Elsa went back to scrubbing the kitchen floor, and then went on to scrub the floors in all eight rooms, washing dust off the woodwork and windowsills. When she finished that chore, she gathered up the rugs and took them outside and hung them, beating the dirt out of them with a stick.
The wind picked up, ruffled her dress. She paused in beating the rug, sweat running down her face, between her breasts, and tented a hand over her eyes. Past the outhouse, a murky, urine-yellow haze burnished the sky.
Elsa tilted her sun hat back, stared out at the sickly yellow horizon.
Dust storm. The newest scourge of the Great Plains.

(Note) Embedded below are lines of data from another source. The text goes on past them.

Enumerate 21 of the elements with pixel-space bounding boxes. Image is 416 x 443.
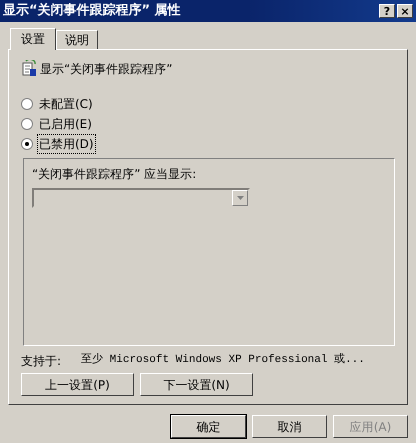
supported-label: 支持于: [21, 353, 62, 370]
tab[interactable]: 说明 [56, 30, 98, 49]
policy-title: 显示“关闭事件跟踪程序” [40, 61, 172, 78]
tab[interactable]: 设置 [10, 28, 56, 50]
policy-icon [21, 60, 37, 78]
help-button[interactable]: ? [379, 4, 395, 18]
radio-label[interactable]: 已禁用(D) [38, 135, 95, 153]
dialog-button[interactable]: 确定 [171, 415, 246, 438]
dropdown-arrow-icon [236, 196, 244, 200]
radio-label[interactable]: 未配置(C) [38, 95, 94, 113]
close-button[interactable]: × [397, 4, 413, 18]
option-label: “关闭事件跟踪程序” 应当显示: [32, 166, 198, 183]
radio-button[interactable] [21, 138, 33, 150]
nav-button[interactable]: 上一设置(P) [21, 373, 134, 396]
radio-label[interactable]: 已启用(E) [38, 115, 93, 133]
dialog-button[interactable]: 取消 [252, 415, 327, 438]
window-title: 显示“关闭事件跟踪程序” 属性 [3, 2, 182, 20]
supported-value: 至少 Microsoft Windows XP Professional 或... [81, 352, 365, 368]
nav-button[interactable]: 下一设置(N) [140, 373, 253, 396]
radio-button[interactable] [21, 118, 33, 130]
radio-button[interactable] [21, 98, 33, 110]
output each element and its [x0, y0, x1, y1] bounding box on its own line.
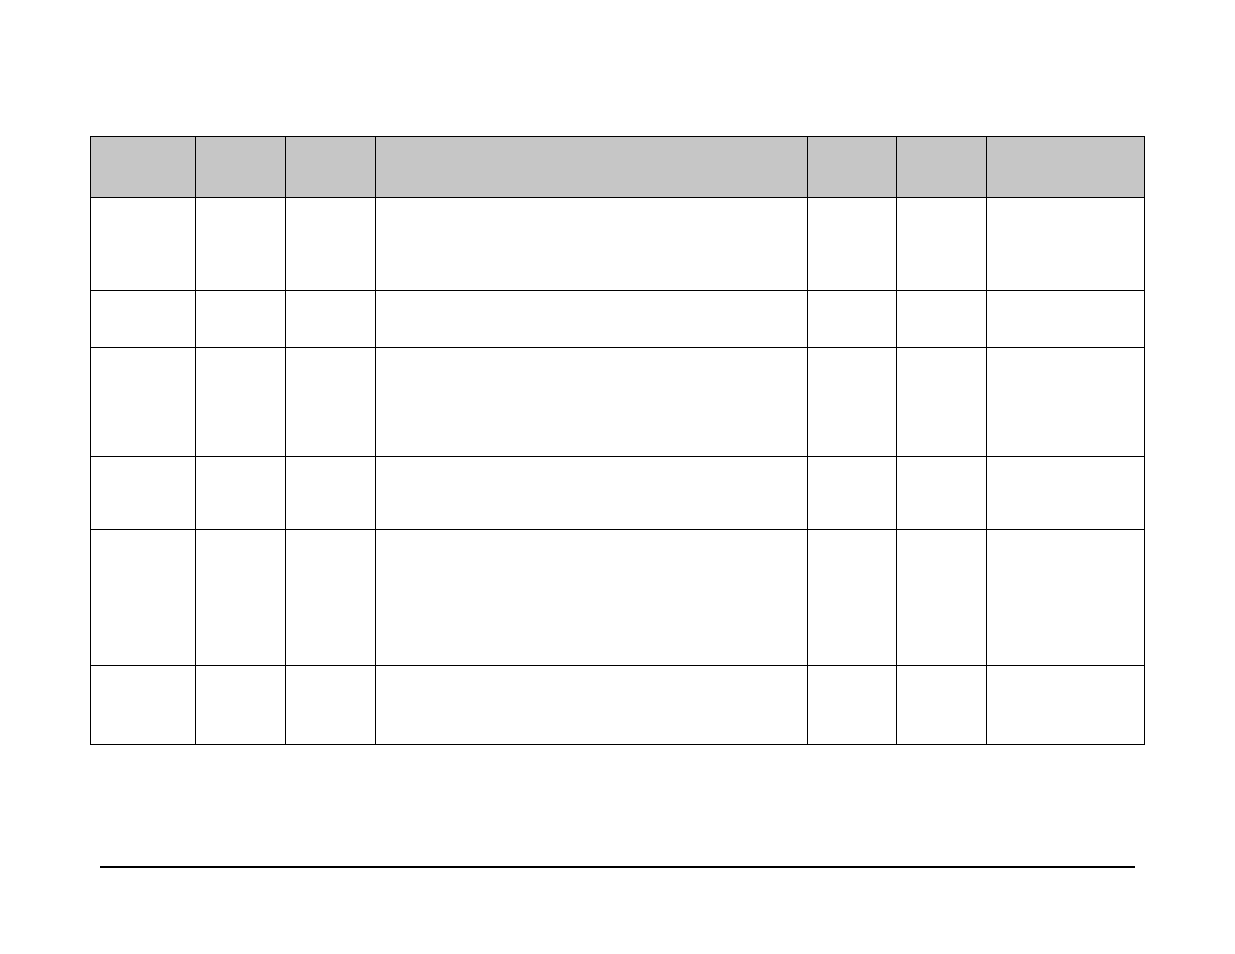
table-cell: [91, 530, 196, 666]
table-cell: [196, 198, 286, 291]
table-cell: [986, 198, 1144, 291]
table-cell: [986, 348, 1144, 457]
table-container: [90, 136, 1145, 745]
table-cell: [285, 530, 375, 666]
table-row: [91, 530, 1145, 666]
table-cell: [807, 666, 897, 745]
table-header-cell: [986, 137, 1144, 198]
table-cell: [375, 457, 807, 530]
table-header-cell: [285, 137, 375, 198]
data-table: [90, 136, 1145, 745]
table-cell: [375, 291, 807, 348]
table-cell: [375, 666, 807, 745]
table-cell: [375, 530, 807, 666]
table-row: [91, 291, 1145, 348]
table-cell: [375, 348, 807, 457]
table-cell: [91, 348, 196, 457]
table-cell: [807, 348, 897, 457]
table-cell: [196, 291, 286, 348]
table-cell: [897, 666, 987, 745]
table-cell: [196, 530, 286, 666]
table-cell: [897, 291, 987, 348]
table-cell: [897, 530, 987, 666]
table-row: [91, 198, 1145, 291]
table-cell: [285, 198, 375, 291]
table-cell: [807, 457, 897, 530]
table-cell: [807, 291, 897, 348]
table-cell: [91, 291, 196, 348]
table-header-cell: [807, 137, 897, 198]
table-row: [91, 666, 1145, 745]
table-cell: [897, 348, 987, 457]
table-row: [91, 457, 1145, 530]
footer-divider: [100, 866, 1135, 868]
table-cell: [285, 666, 375, 745]
table-cell: [285, 457, 375, 530]
table-cell: [897, 198, 987, 291]
table-cell: [285, 348, 375, 457]
table-cell: [196, 457, 286, 530]
table-cell: [807, 198, 897, 291]
page: [0, 0, 1235, 954]
table-cell: [986, 530, 1144, 666]
table-header-cell: [375, 137, 807, 198]
table-cell: [986, 666, 1144, 745]
table-row: [91, 348, 1145, 457]
table-header-row: [91, 137, 1145, 198]
table-cell: [986, 457, 1144, 530]
table-cell: [91, 666, 196, 745]
table-cell: [807, 530, 897, 666]
table-cell: [91, 198, 196, 291]
table-header-cell: [196, 137, 286, 198]
table-cell: [196, 348, 286, 457]
table-cell: [375, 198, 807, 291]
table-header-cell: [91, 137, 196, 198]
table-cell: [196, 666, 286, 745]
table-header-cell: [897, 137, 987, 198]
table-cell: [91, 457, 196, 530]
table-cell: [285, 291, 375, 348]
table-cell: [897, 457, 987, 530]
table-cell: [986, 291, 1144, 348]
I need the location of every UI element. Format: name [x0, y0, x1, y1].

The sky changed color, turned red-brown.
Wind picked up, barreled across the farm from the south.
A Russian thistle hit her in the face, tore the skin from her cheek. A tumbleweed spiraled past. A board flew off the chicken coop and cracked into the side of the house.
Rafe and Tony came running out of the barn.
Elsa pulled her bandanna up over her mouth and nose.
The cows mooed angrily and pushed into each other, pointing their bony butts into the dust storm. Static electricity made their tails stand out. A flotilla of birds flew past them, flapping hard, cawing and squawking, outrunning the dust.
Rafe’s Stetson flew off his head and tumbled toward the barbed-wire fence and was caught on a spike. “Get inside,” he yelled. “I’ll take care of the animals.”
“The kids!”
“Mrs. Buslik knows what to do. Go inside.”
Her kids. Out in this.
The wind was howling now, slamming into them, shoving them sideways. Elsa bent into it and fought her way to the house against the wind-driven dust.
She inched up the uneven stairs and across the gritty porch and grabbed the metal doorknob. A current of static electricity knocked her off her feet. She lay there a second, dazed, coughing, trying to breathe.
The door opened.
Rose yanked her to her feet, pulled her into the rattling, howling house.
Elsa and Rose ran from window to window, securing the newspaper and rag coverings over the glass and sills. Dust rained down from the ceilings, wafted from infinitesimal cracks in the window frames and walls. The candles on the makeshift altar blew out. Centipedes crawled out from the walls, hundreds of them, and slithered across the floor, looking for somewhere to hide.
A blast of wind hit the house, so hard it seemed the roof would be torn off.
And the noise.
It was like a locomotive bearing down on them, engines grinding. The house shuddered as if breathing too hard; a banshee wind howled, mad as hell.
The door opened and her husband and Tony staggered in. Tony slammed the door shut behind them and threw the bolt. A crucifix fell to the floor.
Elsa leaned back against the shuddering wall.
Elsa could hear her mother-in-law’s breathy, scratchy voice as she prayed.
Elsa reached sideways, took her hand.
Rafe moved in beside Elsa. She could tell that they were both thinking the same thing: What if the children had been out on the playground? This storm had come up fast. With everything dying these days, there were no strong roots to anchor the soil to the earth. A wind like this could blow whole farms away. At least that was how it felt.
“They’ll be okay,” he said, hacking through the dust.
“How do you know?” she yelled above the sound of the storm.